Ich habe ihm nichts mehr gesagt, weil es sowieso zu nichts außer Streit bringen würde. Ich möchte, dass zwischen uns Ruhe und Harmonie herrscht.
Das könnte funktionieren, wenn er mit mir ehrlicher wäre und wenn er einverstanden wäre, zusammen an den Problemen zu arbeiten...
Schau mal, in JEDER Beziehung ist Vertrauen eigentlich eine Grundvoraussetzung. Aber es ist auch wichtig, zu vestehen, was da passiert, bevor man einen Strich zieht, den man später bereut.
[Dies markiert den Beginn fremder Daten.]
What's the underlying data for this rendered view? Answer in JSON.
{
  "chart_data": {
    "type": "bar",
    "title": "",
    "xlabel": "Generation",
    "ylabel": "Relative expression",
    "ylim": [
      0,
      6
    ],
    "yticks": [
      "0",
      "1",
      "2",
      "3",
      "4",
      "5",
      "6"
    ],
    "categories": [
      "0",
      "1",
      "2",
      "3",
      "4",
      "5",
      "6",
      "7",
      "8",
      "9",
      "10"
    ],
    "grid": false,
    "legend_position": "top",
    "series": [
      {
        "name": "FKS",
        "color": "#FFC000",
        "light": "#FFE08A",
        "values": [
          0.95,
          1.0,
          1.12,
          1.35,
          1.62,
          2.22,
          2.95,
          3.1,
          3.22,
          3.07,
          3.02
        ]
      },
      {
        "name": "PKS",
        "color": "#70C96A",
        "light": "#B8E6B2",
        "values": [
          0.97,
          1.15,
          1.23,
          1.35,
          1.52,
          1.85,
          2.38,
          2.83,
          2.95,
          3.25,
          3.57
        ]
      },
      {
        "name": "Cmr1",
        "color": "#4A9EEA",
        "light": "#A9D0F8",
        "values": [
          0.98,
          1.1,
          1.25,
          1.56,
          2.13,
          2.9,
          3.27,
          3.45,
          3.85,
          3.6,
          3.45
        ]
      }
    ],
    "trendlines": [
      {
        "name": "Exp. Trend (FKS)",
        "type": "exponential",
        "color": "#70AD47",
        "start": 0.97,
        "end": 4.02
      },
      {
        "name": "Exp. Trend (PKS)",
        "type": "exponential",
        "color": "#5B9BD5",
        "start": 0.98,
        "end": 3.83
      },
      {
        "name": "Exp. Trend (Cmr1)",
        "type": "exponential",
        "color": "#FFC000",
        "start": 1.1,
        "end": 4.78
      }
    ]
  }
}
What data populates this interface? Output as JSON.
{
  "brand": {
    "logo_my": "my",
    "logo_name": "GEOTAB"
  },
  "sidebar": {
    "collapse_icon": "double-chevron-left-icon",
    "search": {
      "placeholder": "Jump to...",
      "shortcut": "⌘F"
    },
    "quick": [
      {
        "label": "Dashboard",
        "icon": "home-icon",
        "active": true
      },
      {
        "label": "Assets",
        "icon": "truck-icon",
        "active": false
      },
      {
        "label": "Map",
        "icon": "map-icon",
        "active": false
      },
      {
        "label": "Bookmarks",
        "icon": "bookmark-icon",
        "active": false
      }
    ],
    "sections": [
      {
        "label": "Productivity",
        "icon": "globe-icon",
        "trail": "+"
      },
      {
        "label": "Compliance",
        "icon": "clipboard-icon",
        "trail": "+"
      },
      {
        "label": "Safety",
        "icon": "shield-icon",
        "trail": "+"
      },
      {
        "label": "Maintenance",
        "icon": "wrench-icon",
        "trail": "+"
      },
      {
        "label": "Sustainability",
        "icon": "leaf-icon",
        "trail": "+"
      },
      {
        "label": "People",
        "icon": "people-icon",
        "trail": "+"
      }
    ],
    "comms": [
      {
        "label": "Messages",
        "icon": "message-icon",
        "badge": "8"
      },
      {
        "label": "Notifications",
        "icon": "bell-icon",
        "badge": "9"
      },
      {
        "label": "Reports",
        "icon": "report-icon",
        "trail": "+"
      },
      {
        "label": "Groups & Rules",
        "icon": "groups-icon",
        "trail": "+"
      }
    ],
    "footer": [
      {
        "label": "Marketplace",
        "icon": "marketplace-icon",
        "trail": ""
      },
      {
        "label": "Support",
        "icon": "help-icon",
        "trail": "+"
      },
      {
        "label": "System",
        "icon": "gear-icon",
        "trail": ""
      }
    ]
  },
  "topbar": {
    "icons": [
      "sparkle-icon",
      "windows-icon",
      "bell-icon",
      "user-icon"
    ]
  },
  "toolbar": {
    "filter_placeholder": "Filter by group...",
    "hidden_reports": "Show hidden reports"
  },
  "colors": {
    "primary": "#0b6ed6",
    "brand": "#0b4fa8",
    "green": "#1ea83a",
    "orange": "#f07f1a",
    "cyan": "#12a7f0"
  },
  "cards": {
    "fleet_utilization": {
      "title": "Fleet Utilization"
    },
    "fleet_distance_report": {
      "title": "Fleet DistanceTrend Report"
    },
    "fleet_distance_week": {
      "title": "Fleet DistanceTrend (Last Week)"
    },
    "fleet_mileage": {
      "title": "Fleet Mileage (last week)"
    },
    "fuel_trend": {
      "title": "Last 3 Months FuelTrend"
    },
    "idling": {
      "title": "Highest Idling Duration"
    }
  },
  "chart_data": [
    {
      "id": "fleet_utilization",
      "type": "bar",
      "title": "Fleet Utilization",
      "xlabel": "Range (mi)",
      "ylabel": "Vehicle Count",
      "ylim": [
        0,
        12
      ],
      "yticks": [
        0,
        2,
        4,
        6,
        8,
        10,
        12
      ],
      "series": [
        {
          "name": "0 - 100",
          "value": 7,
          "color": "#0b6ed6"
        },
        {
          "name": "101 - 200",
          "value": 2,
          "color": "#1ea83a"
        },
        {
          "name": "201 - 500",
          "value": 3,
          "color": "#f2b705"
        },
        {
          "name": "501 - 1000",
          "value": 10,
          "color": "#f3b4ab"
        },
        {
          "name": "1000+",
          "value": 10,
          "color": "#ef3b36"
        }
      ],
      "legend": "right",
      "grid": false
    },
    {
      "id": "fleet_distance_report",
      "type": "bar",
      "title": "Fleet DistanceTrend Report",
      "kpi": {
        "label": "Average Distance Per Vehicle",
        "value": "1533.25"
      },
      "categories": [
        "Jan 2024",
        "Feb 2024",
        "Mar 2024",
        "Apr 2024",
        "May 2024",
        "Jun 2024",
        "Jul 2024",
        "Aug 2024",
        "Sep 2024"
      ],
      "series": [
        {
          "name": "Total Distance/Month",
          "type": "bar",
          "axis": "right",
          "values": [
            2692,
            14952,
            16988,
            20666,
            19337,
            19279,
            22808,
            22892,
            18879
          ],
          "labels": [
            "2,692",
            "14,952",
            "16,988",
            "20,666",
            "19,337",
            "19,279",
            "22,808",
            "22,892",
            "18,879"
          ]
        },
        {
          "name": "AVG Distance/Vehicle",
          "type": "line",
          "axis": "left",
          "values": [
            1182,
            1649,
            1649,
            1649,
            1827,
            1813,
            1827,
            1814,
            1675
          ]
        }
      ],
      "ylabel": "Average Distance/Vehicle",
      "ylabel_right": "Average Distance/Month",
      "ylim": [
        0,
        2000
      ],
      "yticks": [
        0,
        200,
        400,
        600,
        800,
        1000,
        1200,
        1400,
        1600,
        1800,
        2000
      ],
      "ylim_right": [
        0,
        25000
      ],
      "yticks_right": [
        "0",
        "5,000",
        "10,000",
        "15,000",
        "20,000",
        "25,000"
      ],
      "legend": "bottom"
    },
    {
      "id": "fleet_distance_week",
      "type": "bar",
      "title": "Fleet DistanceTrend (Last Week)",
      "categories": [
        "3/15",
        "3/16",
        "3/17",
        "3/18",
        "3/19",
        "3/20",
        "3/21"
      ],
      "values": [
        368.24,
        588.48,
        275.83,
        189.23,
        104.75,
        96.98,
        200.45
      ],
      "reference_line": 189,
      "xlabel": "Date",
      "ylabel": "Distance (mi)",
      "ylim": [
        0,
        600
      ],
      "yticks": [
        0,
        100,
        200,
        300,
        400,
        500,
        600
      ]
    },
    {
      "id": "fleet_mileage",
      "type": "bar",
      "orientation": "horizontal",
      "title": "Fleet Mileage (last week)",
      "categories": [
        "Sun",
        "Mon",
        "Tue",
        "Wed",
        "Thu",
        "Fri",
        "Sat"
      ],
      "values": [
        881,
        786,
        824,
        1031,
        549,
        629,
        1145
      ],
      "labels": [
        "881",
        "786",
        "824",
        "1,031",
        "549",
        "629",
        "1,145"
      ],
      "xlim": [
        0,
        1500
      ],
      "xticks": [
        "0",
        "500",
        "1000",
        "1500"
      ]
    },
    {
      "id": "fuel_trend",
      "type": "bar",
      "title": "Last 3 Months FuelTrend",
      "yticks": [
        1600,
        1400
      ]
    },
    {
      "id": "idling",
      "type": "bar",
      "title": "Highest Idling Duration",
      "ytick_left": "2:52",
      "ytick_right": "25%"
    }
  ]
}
Ich kann auch deinen Freund gut verstehen: er hat eine eigene Firma aufgebaut - und es fällt verdammt schwer, sich einzugestehen, das es nicht hinhaut. Und man ist manchmal so verbissen, die Sache nicht aufzugeben, dass man die richtige Einschätzung verlieren kann und weiter und wieder Zeit und Geld hineinpowert...
Und wenn er im Stress ist - und das ist er wohl seit Jahren, zumindest immer wieder, dann kann es vorkommen, dass er nicht anders kann, als den Frust an anderen auszulassen. Ist absolut unfair und nicht richtig, aber es ist vielleicht sein einziges "Abflussrohr", um nicht ganz zu verzweifeln. Ist ja gut, dass es nur selten passiert, wenn ich richtig verstanden hab.
Aber auch das ist zuviel, und es trifft wie so oft die schwächsten Glieder. So wie du es beschreibst hängt alles zusammen.
Ich finde es also wichtig, dass es eine absolute Trennung gibt - in seinem Kopf! - zwischen seiner Arbeit und dem Frust von dort, - und dem Leben zu Hause mit dir und dem Kind. Der Dampf darf nicht zu Hause am Kind abgelassen werden.
So würde ich dir raten, mal mit ihm offene Karten zu spielen. Setzt euch zusammen und fordere ihn auf, ALLES über seine Firma und die Schwierigkeiten zu erzählen - auch wenn es ihm schwer fällt, sich eine solche Blöße zu geben. Da spielt Vertrauen zu seiner liebsten Person eine wichtige Rolle.
Es kann kein Frieden und Harmonie geben, wenn es Probleme gibt, mach dir nichts vor.
Besteh darauf und lass dich nicht breit schlagen. Erzähl von dem, was die Bekannten alles gesagt haben. Spiel all dein Wissen aus. Und sei auch mal nicht nachgiebig, steh zu dir und zu deiner Überzeugung.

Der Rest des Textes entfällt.